What about product descriptions on ecommerce websites?
This is a question I had in my mind before watching the Hangout – what about mass-produced products that are sold by multiple online merchants? Surely you shouldn’t have to go through each item and tweak the descriptions in order to avoid penalties? And that’s exactly right – you will not get in trouble at all.
Mueller also suggested that, in this scenario, if a searcher is looking for a particular product, then soon the distance of a reseller will be a factor in how high up their website displays in the rankings.
What happens if I have duplicate content on multiple pages on my own website?
Nothing in terms of penalties. If Google’s crawlers recognises that there is duplicate content on your own website, it will ignore it; they only index one copy of a page and do not register the other page(s). If your circumstances mean that it is difficult to avoid duplicate content on multiple pages, you can take steps to ensure that your pages are more efficiently managed. These include:
– 301 Redirects (set this up for your duplicate pages, and have it pointing to your preferred page)
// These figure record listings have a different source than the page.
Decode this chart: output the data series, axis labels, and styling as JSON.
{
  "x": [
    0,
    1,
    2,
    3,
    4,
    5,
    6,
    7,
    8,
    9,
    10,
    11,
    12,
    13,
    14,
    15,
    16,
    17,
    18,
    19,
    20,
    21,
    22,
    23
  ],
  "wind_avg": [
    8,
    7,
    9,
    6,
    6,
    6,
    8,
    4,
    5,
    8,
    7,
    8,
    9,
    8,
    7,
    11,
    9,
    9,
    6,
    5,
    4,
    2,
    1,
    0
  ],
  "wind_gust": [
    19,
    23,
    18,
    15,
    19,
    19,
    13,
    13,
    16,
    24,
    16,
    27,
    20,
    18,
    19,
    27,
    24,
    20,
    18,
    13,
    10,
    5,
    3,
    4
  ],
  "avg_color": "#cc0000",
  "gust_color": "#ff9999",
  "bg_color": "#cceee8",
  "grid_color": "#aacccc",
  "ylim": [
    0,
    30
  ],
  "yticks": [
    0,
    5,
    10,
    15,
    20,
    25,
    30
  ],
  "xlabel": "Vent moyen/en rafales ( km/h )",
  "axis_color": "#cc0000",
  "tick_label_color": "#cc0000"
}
– Rel=”canonical” (performs a similar job to a 301 redirect, except it’s less time-consuming)
– noindex, follow (allows Google’s bots to crawl links, but will omit a particular page from the search results)
– Make use of geotargeting (delivering unique content to a user based on their location) and hreflang (gives Google an indication of the language of the content)
If you are not making it clear to Google which page(s) you want to be seen in the search results, it can also make it harder for you to track metrics – particular if Google is choosing to display your least preferred page.